Si l’on n’a pas eu le temps de lire Chenaïm miqra vé-é’had targoum avant que ne soit lu le rouleau de la Torah, le Chabbat matin, on est autorisé, si l’on s’en tient à la stricte obligation, à réciter par devers soi l’ensemble de Chenaïm miqra vé-é’had targoum, au moment de la lecture (Choul’han ‘Aroukh 285, 5). Toutefois, certains décisionnaires disent qu’il n’est pas bon de procéder ainsi ; aussi est-il préférable de lire à voix basse la paracha, concurremment avec le lecteur, ce qui sera considéré comme une première lecture de l’original biblique (Michna Beroura 285, 14). Si l’on a seulement écouté la lecture, sans avoir lu les mots à voix basse en même temps que le lecteur, les A’haronim sont partagés quant au fait de savoir si cette écoute peut être considérée comme une première lecture (Michna Beroura 285, 2).

Celui qui étudie la paracha avec le commentaire de Rachi, et à qui il est plus aisé de lire un paragraphe entier du texte biblique avant de reprendre verset par verset avec le commentaire, peut procéder ainsi. Simplement, les versets qui ne sont pas commentés par Rachi devront être lus une fois supplémentaire, afin qu’ils soient lus en tout trois fois. Si l’on préfère, on pourra lire d’abord deux fois les versets bibliques accompagnés du commentaire de Rachi, puis, au moment de la lecture publique de la Torah, lire à voix basse toute la paracha, concurremment avec le lecteur : cette récitation supplémentaire tiendra lieu de troisième lecture pour les versets non commentés par Rachi.

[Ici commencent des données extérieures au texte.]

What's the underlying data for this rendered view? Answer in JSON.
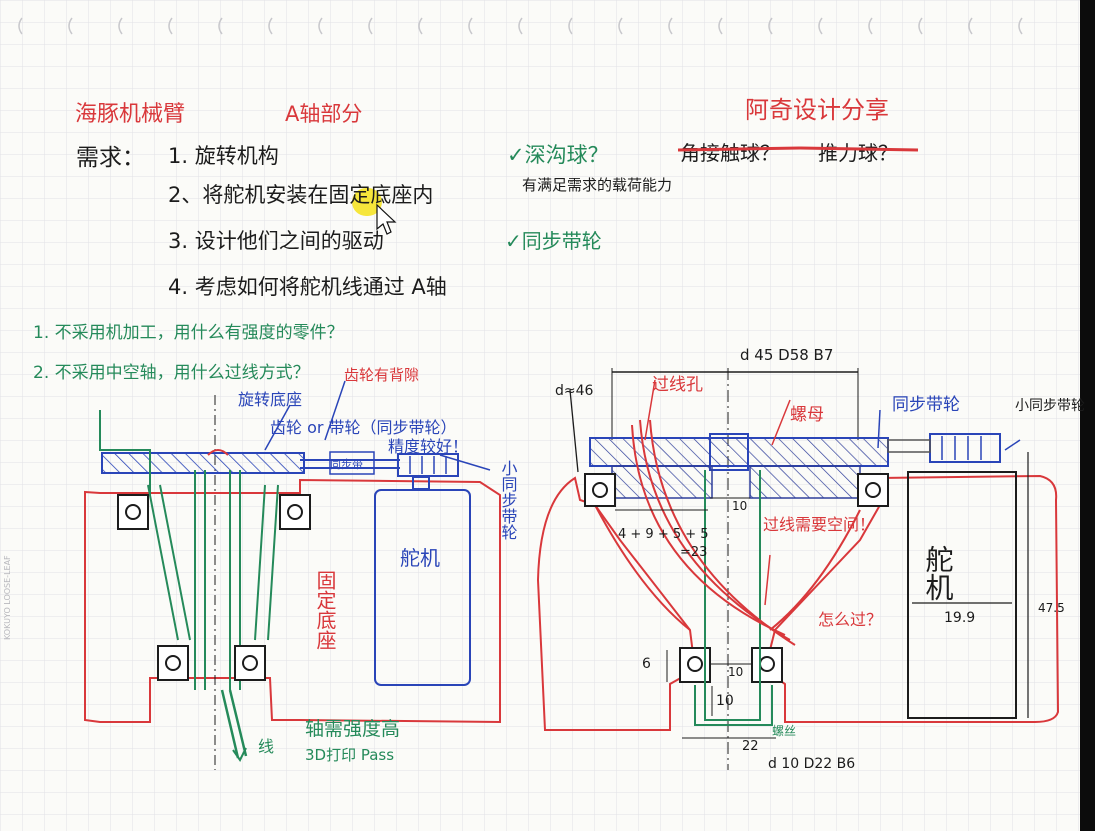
{
  "title": {
    "left": "海豚机械臂",
    "part": "A轴部分",
    "right": "阿奇设计分享"
  },
  "requirements": {
    "label": "需求：",
    "items": [
      "1. 旋转机构",
      "2、将舵机安装在固定底座内",
      "3. 设计他们之间的驱动",
      "4. 考虑如何将舵机线通过 A轴"
    ]
  },
  "bearing_choice": {
    "deep_groove": "✓深沟球？",
    "angular_contact": "角接触球？",
    "thrust": "推力球？",
    "note": "有满足需求的载荷能力"
  },
  "drive_choice": "✓同步带轮",
  "questions": [
    "1. 不采用机加工，用什么有强度的零件？",
    "2. 不采用中空轴，用什么过线方式？"
  ],
  "left_sketch": {
    "gear_gap": "齿轮有背隙",
    "rotating_base": "旋转底座",
    "gear_or_pulley": "齿轮 or 带轮（同步带轮）",
    "precision": "精度较好！",
    "sync_belt": "同步带",
    "small_pulley": "小同步带轮",
    "servo": "舵机",
    "fixed_base": "固定底座",
    "wire": "线",
    "shaft_note": "轴需强度高",
    "print_note": "3D打印 Pass"
  },
  "right_sketch": {
    "dim_top": "d 45  D58  B7",
    "dim_d": "d≈46",
    "wire_hole": "过线孔",
    "nut": "螺母",
    "sync_pulley": "同步带轮",
    "small_pulley": "小同步带轮",
    "wire_space": "过线需要空间！",
    "how_wire": "怎么过？",
    "dims_sum": "4 + 9 + 5 + 5",
    "dims_total": "=23",
    "dim_10a": "10",
    "dim_10b": "10",
    "dim_10c": "10",
    "dim_6": "6",
    "dim_22": "22",
    "dim_475": "47.5",
    "dim_199": "19.9",
    "servo": "舵机",
    "screw": "螺丝",
    "bearing_bottom": "d 10  D22  B6"
  },
  "colors": {
    "red": "#d9383b",
    "black": "#1c1c1c",
    "green": "#258a5a",
    "blue": "#2a45b8",
    "highlight": "#f4e21a",
    "paper": "#fbfbf8",
    "grid": "#e2e2e6"
  }
}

Les femmes sont dispensées de l’obligation de la lecture de la Torah et de la lecture de Chenaïm miqra vé-é’had targoum. Si elles souhaitent cependant s’associer à la lecture de la Torah, et étudier la paracha de la semaine, ce leur est compté comme une mitsva (La Prière juive au féminin 2 § 10).


[j] Quand le paragraphe commence en début de colonne, et que l’espace qui le sépare du paragraphe précédent équivaut à neuf lettres au moins.

 

[k] Paragraphe commençant généralement en milieu de ligne, séparé du précédent par un espace, qui équivaut lui aussi à neuf lettres au moins.